23 May 2022
3 Min Read

What Do Insurance Actuaries Actually Do? Why Should it Matter to Insurance Buyers?

The role of insurance actuaries isn’t very well understood outside of the industry, but actuaries play a crucial part in several areas relevant to consumers. The functions of underwriters and actuaries are related, but not identical, and often confused.

Actuarial duties broadly fall into three primary areas: reserving, pricing, and capital modelling. This article will look at those areas in-depth and further explain why it’s important for insurance buyers to know about actuarial duties, and even better, find a good actuary to be “on their side” for insurance premium negotiations.

The Job of an Actuary

Insurance, as a concept, relies on careful mathematical modelling and analysis to function. Insurance companies need to charge a premium proportional to the risk of an insured asset to generate returns. If the risks aren’t assessed properly, an insurer may over- or under-charge for a premium. It can also lead to over- or under-insured assets for the consumer.

Reserving and Pricing

An actuary’s job involves using advanced mathematical techniques to correctly assess the outcome of insurance liabilities and thereby the provisions necessary for reporting purposes. In turn, actuaries use that information to calculate premiums by estimating claim frequency and claim severity of an average claim (or average claim cost) similar to the one that is being underwritten. This provides an approximation of expected maximum losses and generates a risk profile of that insurance buyer, i.e. what claims might be expected, what costs and expenses is the insurer likely to incur and how much risk is being taken by the shareholders, so that a premium commensurate with the risk can be charged.

Capital Modelling

Furthermore, actuaries have an important internal function for insurance companies: capital modelling. Essentially, insurance companies are in the business of forecasting that an insured asset will remain unchanged and safe. However, they need to be prepared for that forecast to be wrong (and hence get more claims than expected). Thus they need sufficient capital (solvency) in all but the most extreme scenarios.

Actuaries also analyse the liability of both assets and insurers to produce expected capital and solvency needs. One of the most important aspects is having the capital to cover claims as they arise. Inadequate actuarial analysis can lead to disastrous consequences for insurers, including the intervention of insurance regulators.

Why Actuaries Matter to Insurance Buyers

By now, the duties of actuaries should be relatively clear, but how do they affect insurance buyers? In short, actuaries are the primary force driving premium pricing, so any premium negotiation will hinge on actuarial reviews. Once a premium receives internal actuarial sign-off within the insurer, it’s difficult to negotiate different terms without appealing to the actuary’s decision.

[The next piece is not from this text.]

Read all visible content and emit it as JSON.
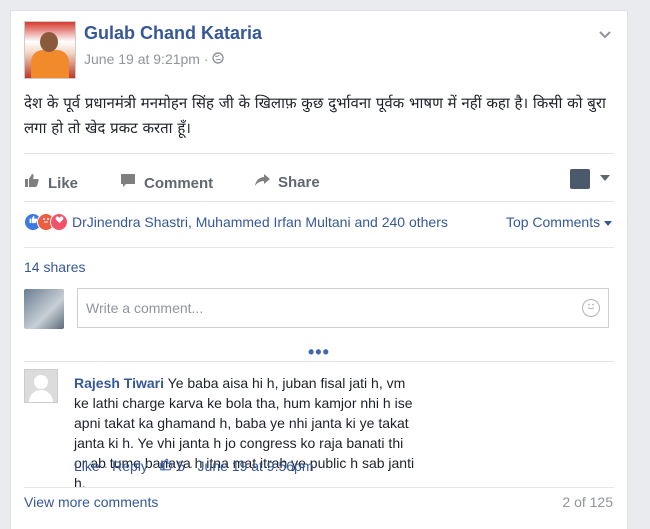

Corporate insurance renewals can often get pretty complicated, and the size of an organisation affects how long and involved the renewal process will be. Actuaries assess the renewal profile for an organisation based on everything that happened in the previous insurance period, but more importantly, what could happen in the next insured period.. Therefore, understanding what actuaries will look for plays a key part in avoiding/minimising IPT (insurance premium tax) – legally!

Changes Under Solvency II

The Solvency II Directive changes a variety of guidelines to be used in the valuation of technical provisions for insurance and reinsurance undertakings. The guidelines are broadly categorised into data quality requirements, segmentation and unbundling requirements, and methodological requirements.

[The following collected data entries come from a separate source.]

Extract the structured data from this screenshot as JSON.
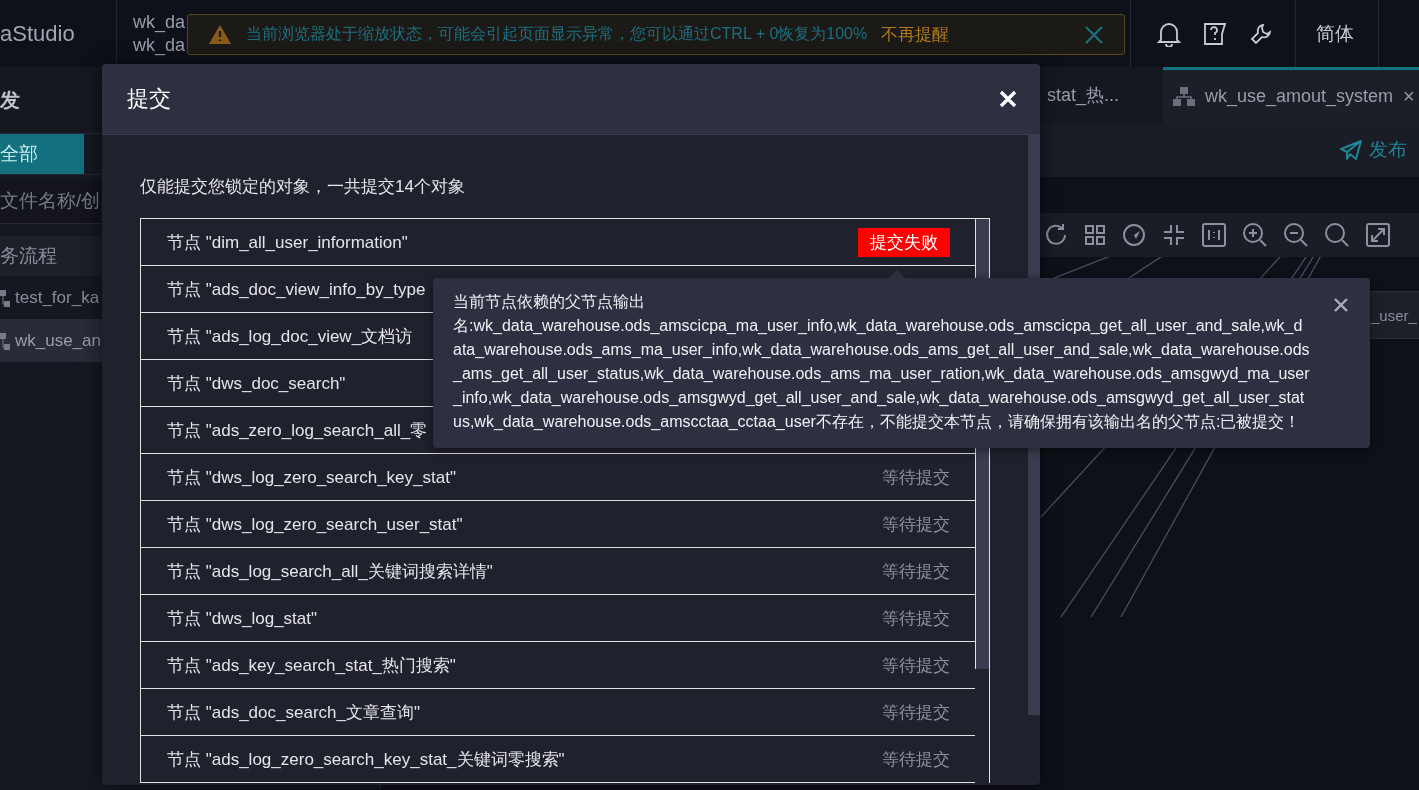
{
  "top_bar": {
    "logo_text": "aStudio",
    "workspace_lines": [
      "wk_da",
      "wk_da"
    ],
    "language": "简体"
  },
  "zoom_warning": {
    "message": "当前浏览器处于缩放状态，可能会引起页面显示异常，您可以通过CTRL + 0恢复为100%",
    "dismiss_link": "不再提醒"
  },
  "sidebar": {
    "title": "发",
    "filter_tabs": [
      {
        "label": "全部",
        "selected": true
      }
    ],
    "search": {
      "placeholder": "文件名称/创"
    },
    "section": "务流程",
    "items": [
      {
        "label": "test_for_ka",
        "selected": false
      },
      {
        "label": "wk_use_an",
        "selected": true
      }
    ]
  },
  "editor_tabs": [
    {
      "label": "stat_热...",
      "selected": false
    },
    {
      "label": "wk_use_amout_system",
      "selected": true,
      "close_label": "×"
    }
  ],
  "publish_button": "发布",
  "canvas": {
    "nodes": [
      {
        "label": "_user_"
      }
    ]
  },
  "dialog": {
    "title": "提交",
    "description": "仅能提交您锁定的对象，一共提交14个对象",
    "rows": [
      {
        "name": "节点 \"dim_all_user_information\"",
        "status": {
          "kind": "failed",
          "label": "提交失败"
        }
      },
      {
        "name": "节点 \"ads_doc_view_info_by_type"
      },
      {
        "name": "节点 \"ads_log_doc_view_文档访"
      },
      {
        "name": "节点 \"dws_doc_search\""
      },
      {
        "name": "节点 \"ads_zero_log_search_all_零"
      },
      {
        "name": "节点 \"dws_log_zero_search_key_stat\"",
        "status": {
          "kind": "pending",
          "label": "等待提交"
        }
      },
      {
        "name": "节点 \"dws_log_zero_search_user_stat\"",
        "status": {
          "kind": "pending",
          "label": "等待提交"
        }
      },
      {
        "name": "节点 \"ads_log_search_all_关键词搜索详情\"",
        "status": {
          "kind": "pending",
          "label": "等待提交"
        }
      },
      {
        "name": "节点 \"dws_log_stat\"",
        "status": {
          "kind": "pending",
          "label": "等待提交"
        }
      },
      {
        "name": "节点 \"ads_key_search_stat_热门搜索\"",
        "status": {
          "kind": "pending",
          "label": "等待提交"
        }
      },
      {
        "name": "节点 \"ads_doc_search_文章查询\"",
        "status": {
          "kind": "pending",
          "label": "等待提交"
        }
      },
      {
        "name": "节点 \"ads_log_zero_search_key_stat_关键词零搜索\"",
        "status": {
          "kind": "pending",
          "label": "等待提交"
        }
      }
    ]
  },
  "error_popover": {
    "text": "当前节点依赖的父节点输出名:wk_data_warehouse.ods_amscicpa_ma_user_info,wk_data_warehouse.ods_amscicpa_get_all_user_and_sale,wk_data_warehouse.ods_ams_ma_user_info,wk_data_warehouse.ods_ams_get_all_user_and_sale,wk_data_warehouse.ods_ams_get_all_user_status,wk_data_warehouse.ods_ams_ma_user_ration,wk_data_warehouse.ods_amsgwyd_ma_user_info,wk_data_warehouse.ods_amsgwyd_get_all_user_and_sale,wk_data_warehouse.ods_amsgwyd_get_all_user_status,wk_data_warehouse.ods_amscctaa_cctaa_user不存在，不能提交本节点，请确保拥有该输出名的父节点:已被提交！"
  }
}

The Solvency II Directive is a way to unify the EU insurance market and provide extended consumer protections, but it has drawn criticism regarding the demanding nature of the legislation. Premium setting practices change in many areas and the consequences of the Directive are yet to fully materialise.

Looking Ahead

It’s difficult to predict how Brexit will affect the application of Solvency II to UK insurers. The actuarial framework has changed substantially in the last few years – Insurance Buyers would be well advised to understand “exactly where their premiums come from” by having a good insurance actuary “on their side”.